Ils échangèrent encore quelques mots, puis raccrochèrent. Alors qu'il reposait le téléphone, il réalisa qu'il ne lui avait pas parlé de Mic. En fait il oubliait Brumby depuis cette nuit tant attendue !… Leurs conversations étaient ponctuées de mots tendres, de rires, comme tous les amoureux du monde. Ils s'appelaient deux à trois fois par jour. Malgré la distance qui les séparait, Sarah était plus présente dans sa vie qu'elle ne l'avait jamais été ! Il eut tout à coup conscience du gouffre qui s'ouvrait à leurs pieds.

Ils s'aimaient et aux yeux de leur entourage ce n'était pas nouveau !… Il adorait Sarah et rien ni personne ne pourrait changer cela. Mais le chemin qu'ils empruntaient tous deux, n'était pas celui de la célèbre roseraie où ils s'étaient rencontrés, c'était celui de l'adultère… Un obstacle de taille se dressait devant eux : Brumby !… Il fallait voir la réalité en face. Où cela les mènerait-il ? 

Cette situation lui était totalement étrangère. Il n'avait fréquenté que des femmes libres. Seule Annie, avec l'ombre de Luc planant sur elle et son fils, avait troublé à sa conscience. Un instant il revit Josh, à l'automne dernier… Sa mère devait être folle de dépit, elle était si sûre de lui faire embrasser une autre carrière que celle de son père !  Eh non. Annie le chemin est tracé d'avance… Nous devons l'accepter !

Maison des Brumby - Australie - 18.01.2005

La matinée commençait bien, elle avait longuement parlé avec Harm ! L'annonce de ses quotas lui mit une boule au creux de l'estomac. Elle devrait de nouveau compter avec çà.  Arrêter sa carrière de pilote, c'était de la folie furieuse, pourtant il y avait songé pour elle !.. Son cœur cogna plus fort dans sa poitrine.
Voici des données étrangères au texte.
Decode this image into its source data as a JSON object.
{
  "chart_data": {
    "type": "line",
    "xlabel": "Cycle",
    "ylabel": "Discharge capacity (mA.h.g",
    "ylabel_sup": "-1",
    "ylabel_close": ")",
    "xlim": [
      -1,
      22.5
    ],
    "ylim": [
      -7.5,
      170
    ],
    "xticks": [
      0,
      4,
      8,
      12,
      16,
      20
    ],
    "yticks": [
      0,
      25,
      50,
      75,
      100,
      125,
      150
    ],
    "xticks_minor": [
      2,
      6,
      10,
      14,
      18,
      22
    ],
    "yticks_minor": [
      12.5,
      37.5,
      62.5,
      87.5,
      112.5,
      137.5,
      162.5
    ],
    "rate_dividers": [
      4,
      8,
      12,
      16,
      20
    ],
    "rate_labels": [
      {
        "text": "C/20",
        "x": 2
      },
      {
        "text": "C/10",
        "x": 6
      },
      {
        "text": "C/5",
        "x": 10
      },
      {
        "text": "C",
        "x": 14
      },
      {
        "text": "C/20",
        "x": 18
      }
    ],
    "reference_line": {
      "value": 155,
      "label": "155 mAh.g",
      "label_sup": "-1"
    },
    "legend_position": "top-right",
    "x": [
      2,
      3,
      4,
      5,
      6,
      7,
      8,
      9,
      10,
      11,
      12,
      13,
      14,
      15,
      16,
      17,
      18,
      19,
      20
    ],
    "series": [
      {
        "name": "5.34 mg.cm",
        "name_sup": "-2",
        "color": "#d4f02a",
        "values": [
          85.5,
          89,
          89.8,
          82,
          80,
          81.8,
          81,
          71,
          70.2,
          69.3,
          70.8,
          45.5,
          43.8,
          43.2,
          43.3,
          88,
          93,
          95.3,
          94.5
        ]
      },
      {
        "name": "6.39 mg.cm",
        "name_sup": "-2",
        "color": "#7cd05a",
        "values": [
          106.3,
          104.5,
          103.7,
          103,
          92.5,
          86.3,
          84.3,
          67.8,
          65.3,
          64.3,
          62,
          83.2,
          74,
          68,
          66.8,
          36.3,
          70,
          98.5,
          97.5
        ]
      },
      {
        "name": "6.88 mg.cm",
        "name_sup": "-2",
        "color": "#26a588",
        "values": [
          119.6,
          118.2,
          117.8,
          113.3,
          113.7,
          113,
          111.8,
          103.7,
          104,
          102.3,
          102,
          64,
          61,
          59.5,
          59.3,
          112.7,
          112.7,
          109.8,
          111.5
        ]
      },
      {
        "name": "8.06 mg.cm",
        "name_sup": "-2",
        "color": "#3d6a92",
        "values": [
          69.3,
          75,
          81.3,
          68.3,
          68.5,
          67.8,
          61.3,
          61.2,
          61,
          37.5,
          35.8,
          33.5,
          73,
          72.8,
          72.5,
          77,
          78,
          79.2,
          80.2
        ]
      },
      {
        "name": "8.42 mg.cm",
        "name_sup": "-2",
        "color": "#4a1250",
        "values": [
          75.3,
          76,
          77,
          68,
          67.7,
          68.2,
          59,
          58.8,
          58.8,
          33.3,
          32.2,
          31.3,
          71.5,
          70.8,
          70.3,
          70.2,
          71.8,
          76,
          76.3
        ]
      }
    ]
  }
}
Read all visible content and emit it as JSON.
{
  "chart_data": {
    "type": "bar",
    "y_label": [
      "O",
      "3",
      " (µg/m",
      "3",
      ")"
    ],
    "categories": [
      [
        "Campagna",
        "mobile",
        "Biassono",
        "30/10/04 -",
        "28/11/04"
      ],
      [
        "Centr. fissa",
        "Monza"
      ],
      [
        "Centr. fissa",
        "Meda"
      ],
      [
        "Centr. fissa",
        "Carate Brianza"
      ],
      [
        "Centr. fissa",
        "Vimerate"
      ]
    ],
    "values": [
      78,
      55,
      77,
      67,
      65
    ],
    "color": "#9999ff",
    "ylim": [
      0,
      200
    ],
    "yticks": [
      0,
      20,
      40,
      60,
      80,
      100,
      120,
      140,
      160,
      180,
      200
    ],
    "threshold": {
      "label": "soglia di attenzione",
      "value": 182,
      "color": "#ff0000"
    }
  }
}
Il avait tant de fois tout abandonné, sans se soucier des conséquences, pour se précipiter à son secours.

Personne au monde n'avait pris autant soin d'elle, à commencer par Mic. A propos de ce dernier, elle avait volontairement omis de révéler sa découverte sur le comportement de plus en plus étrange de son mari. Il serait temps d'évoquer ce sujet, quand elle en saurait davantage. Elle dut une nouvelle fois se rendre à l'évidence que de plus en plus, Mic passait en second.

Comme Harm, à des milliers de kilomètres, elle prit conscience du mode de vie qu'ils avaient adopté depuis cette nuit où tout avait basculé… Tout comme lui, elle s'aperçut qu'ils s'étaient installés dans leur amour sans se soucier du reste. Au même instant, leurs idées suivaient le même cheminement. Elle entrevit le chemin bordé d'épines sur lequel ils avançaient. Son premier mariage avait été plus qu'éphémère, les hommes qu'elle avait fréquentés ensuite, étaient tous célibataires. Sa vie était semée d'embûches de toutes natures : enfance difficile, jeunesse houleuse, mais pas d'adultère. La jeune femme sentit soudain sur ses épaules tout le poids de sa solitude. Harm vivait entouré de leurs amis, pas elle… Elle se reprocha aussitôt son attitude négative : elle avait Harm désormais !

Elle resta un instant sur cette constatation, puis réalisa soudain qu'il lui serait impossible de revenir en arrière. Ce serait du suicide !… Même si c'était condamnable… Durant huit ans, sans en être consciente, elle n'avait voulu et attendu qu'un seul homme : Harm. Il avait fallu cette thérapie pour qu'elle l'admette… Elle avait épousé Mic en désespoir de cause, pensant très sincèrement que tout  était perdu puisqu'Harm avait Renée et Mattie...  Cette nuit où enfin ils s'étaient rejoints, avait eu dans sa vie, l'effet d'une bombe à retardement…

Cette dizaine de jours a transformé ma vie et je n'arrive pas à y croire !…songea-t-elle attendrie en regardant le cadre identique à celui offert à Harm par les Roberts. Elle l'avait posé sur son bureau, comme cette autre photo, rangée dans son portefeuille. La présence de son image la rassurait. Et puis elle avait envie que tout le monde le voit, ce qui s'était produit pour Coleen.

Il lui fallait être honnête envers elle-même, ce qui la gênait aujourd'hui dans la "fuite" de son mari : était l'impossibilité de lui signifier qu'elle n'accepterait jamais son chantage… Le tableau qu'elle dressait au fur et à mesure de sa réflexion, noircissait à vue d'œil. Elle y voyait s'écrire de plus en plus gros, l'unique clé à tous ses problèmes :  LE DIVORCE. Son dos se glaça à cette idée. Cette étape ne serait pas facile à franchir. Tout dépendrait de la réaction de Mic… A l'exception de son "exil", elle n'avait qu'un grief à l'encontre de son mari !

Ses vieux démons l'assaillirent. Harm était-il prêt à l'accueillir près de lui ? Ils étaient devenus amants, mais une seule nuit… Il était reparti vers sa vraie vie avec Mattie… Quelle idiote je fais !.. se dit-elle, nous n'avons jamais été aussi proches, malgré l'éloignement !.. Il est tendre, attentif… Notre complicité est restée intacte voire plus grande, cette barrière de pudeur qui nous retenait, n'existe plus. Si seulement…. La vieille ritournelle des regrets lui revenait en mémoire. Cette fois, elle n'eut pas raison de son moral.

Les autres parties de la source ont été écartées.